I was almost dizzy with questions by the time Victoria called to say she was in the lobby of our hotel.
I watched the numbers light up and go out as we descended the eight floors to the lobby. The doors slid open and my eyes squinted from the glare off the polished marble floors so I didn’t see her right away.
Then I heard my name, in that turned up questioning voice I use when I’m not sure if I’ve got the person’s name right.
Before I could respond I was surrounded in a hug from this person I had never met, a stranger turned instant friend.
Very few times in my life have I met someone I felt like I’ve known forever. In those experiences, the other person and I immediately start talking as if we’re old friends catching up from years lost and don’t stop until the wee hours of the morning.
I’m happy to report I was lucky to have one of those rare experiences with Victoria.
As the days and weeks turn into months of working with the three other people on this team I have a recurring thought that’s becoming a reality:
Moniker will succeed because of its people.
Thanks Christopher. Thanks Kham. But today I’m most thankful for Victoria, who adds fun and kindness to my life. These experiences are so special because they are gifted to me from an amazing and accomplished person I respect and admire.
And this is only the beginning…
Tuesday, March 18, 2008
Menswear is a mature industry with many business models in play:
(1) Online importers. These are simple e-commerce operations that source mass-market quality garments cheaply from one-stop Asia-based manufacturers. Their founding stories often parrot the open-source luxury concept, but their product likely could never make the shelves of a serious menswear label. It is priced fairly for the (low) quality offered.
(2) Mass-stige. These are well-liked mid-market consumer brands that offer a line of professional wear. The product quality is poor in industry terms, but nonetheless attracts good prices due to overall brand appeal and popular styling.
(3) Traveling Tailors. These are good-quality tailor shops who claim a value proposition similar to open-source luxury. There is some legitimate overlap at the lower end of Moniker’s garment quality, however their prices are higher for equivalent construction. These tailors have failed to establish attractive brands or web experiences and have little reputation for style or design innovation.
(4) Big Luxury.
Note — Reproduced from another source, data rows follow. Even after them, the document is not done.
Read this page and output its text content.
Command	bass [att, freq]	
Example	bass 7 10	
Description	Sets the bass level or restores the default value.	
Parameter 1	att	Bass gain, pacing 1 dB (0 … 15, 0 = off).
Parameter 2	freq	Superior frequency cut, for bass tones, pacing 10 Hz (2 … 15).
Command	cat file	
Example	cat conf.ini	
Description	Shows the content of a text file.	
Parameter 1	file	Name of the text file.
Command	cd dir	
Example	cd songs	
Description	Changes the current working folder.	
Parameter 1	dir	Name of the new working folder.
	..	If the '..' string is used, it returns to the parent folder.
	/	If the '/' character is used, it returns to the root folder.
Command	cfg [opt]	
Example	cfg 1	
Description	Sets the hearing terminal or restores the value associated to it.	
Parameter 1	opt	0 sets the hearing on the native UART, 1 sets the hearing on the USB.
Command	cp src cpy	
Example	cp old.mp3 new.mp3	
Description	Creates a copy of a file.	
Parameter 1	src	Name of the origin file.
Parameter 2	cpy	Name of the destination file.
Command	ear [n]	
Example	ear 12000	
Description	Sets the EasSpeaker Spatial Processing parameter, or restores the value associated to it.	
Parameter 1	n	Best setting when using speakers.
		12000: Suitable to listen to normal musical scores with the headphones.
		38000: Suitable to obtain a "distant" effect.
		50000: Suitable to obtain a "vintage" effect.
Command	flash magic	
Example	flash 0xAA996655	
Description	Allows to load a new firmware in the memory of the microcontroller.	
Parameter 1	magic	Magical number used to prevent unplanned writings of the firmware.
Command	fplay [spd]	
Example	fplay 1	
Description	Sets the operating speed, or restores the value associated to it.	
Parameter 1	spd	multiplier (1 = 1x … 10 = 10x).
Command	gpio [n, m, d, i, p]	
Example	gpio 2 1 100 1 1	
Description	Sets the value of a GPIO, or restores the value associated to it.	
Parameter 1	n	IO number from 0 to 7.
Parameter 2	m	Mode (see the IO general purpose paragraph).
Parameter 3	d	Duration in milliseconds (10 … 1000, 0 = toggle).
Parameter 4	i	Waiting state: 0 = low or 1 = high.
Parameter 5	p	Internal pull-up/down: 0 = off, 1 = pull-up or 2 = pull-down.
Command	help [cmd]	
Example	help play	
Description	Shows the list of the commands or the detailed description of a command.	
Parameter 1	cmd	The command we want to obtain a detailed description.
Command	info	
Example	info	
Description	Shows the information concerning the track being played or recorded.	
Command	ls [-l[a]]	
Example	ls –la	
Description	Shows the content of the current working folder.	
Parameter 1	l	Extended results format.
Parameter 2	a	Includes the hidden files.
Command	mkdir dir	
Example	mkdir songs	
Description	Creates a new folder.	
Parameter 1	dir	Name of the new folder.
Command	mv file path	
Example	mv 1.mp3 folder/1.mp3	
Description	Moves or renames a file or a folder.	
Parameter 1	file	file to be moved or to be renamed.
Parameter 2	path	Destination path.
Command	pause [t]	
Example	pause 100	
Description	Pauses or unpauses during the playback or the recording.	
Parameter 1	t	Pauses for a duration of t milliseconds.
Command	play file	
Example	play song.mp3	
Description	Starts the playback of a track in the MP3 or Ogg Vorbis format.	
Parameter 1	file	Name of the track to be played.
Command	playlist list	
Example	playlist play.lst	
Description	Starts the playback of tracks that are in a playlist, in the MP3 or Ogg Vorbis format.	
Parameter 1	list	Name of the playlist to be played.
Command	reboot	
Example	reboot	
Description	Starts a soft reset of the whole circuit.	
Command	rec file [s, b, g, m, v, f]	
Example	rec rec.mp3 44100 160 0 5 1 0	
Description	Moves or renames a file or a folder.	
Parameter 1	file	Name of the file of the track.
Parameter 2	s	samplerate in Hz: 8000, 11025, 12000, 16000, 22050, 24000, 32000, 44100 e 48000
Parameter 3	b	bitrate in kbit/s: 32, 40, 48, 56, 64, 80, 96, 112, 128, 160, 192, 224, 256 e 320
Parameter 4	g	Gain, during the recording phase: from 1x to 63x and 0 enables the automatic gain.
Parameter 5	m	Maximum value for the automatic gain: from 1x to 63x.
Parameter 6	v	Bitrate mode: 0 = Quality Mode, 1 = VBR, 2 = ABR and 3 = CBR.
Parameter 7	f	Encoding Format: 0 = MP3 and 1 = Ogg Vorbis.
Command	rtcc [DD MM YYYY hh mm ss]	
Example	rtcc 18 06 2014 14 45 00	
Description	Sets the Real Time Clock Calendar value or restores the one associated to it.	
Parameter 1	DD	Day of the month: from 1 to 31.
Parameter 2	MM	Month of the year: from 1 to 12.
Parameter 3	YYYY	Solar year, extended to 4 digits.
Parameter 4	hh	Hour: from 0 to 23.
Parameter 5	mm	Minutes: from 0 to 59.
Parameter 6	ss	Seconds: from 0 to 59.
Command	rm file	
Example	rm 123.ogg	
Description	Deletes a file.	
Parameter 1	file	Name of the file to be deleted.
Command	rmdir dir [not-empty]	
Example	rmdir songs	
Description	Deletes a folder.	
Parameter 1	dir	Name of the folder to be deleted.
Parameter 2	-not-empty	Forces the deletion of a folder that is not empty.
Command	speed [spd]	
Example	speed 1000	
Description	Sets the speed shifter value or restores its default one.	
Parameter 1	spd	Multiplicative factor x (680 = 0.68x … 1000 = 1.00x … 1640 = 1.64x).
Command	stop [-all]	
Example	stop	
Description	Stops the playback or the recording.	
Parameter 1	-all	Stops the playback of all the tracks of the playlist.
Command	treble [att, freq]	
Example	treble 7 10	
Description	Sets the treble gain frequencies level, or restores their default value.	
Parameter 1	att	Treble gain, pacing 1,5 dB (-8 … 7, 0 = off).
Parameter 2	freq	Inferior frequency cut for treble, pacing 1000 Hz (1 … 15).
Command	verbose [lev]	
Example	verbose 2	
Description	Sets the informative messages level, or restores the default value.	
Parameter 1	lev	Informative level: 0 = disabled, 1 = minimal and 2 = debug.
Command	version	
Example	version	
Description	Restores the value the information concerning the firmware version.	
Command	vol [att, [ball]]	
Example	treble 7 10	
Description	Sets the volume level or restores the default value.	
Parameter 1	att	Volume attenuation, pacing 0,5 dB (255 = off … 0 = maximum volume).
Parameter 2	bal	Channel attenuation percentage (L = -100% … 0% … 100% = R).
These are globally-recognized menswear brands. The majority of their product is mass-manufactured, ready-to-wear and considered by custom tailors to be only average quality workmanship. However they maintain strong margins through heavy investments in styling, branding and (especially in Zegna’s case) fabric development.
(5) Honest Luxury. These brands are well-known but without the star power of Big Luxury. What they lack in brand appeal they make up for with garment quality, and the final price is in-line with Big Luxury. Honest Luxury product is usually full-canvas construction or equivalent, often with details worked by hand.
(6) Bespoke. At the top of menswear quality is Bespoke, or fully hand-sewn garments. These are shops owned or trained by legitimate master tailors. The emphasis is less on product innovation or brand, and more on experiencing exclusivity. Pricing at the top-end is wide-ranging: in the case of Brioni, a single suit may range from $3500 to $5000 or higher.
(7) Open-Source Luxury. By allowing consumers to bypass traditional retail channels for upper-end menswear, Open-Source Luxury occupies a dominant, best-price position vis à vis Honest Luxury and Bespoke. Yet Open-Source Luxury product rivals these leaders in quality terms, and could legitimately sit on their shelves.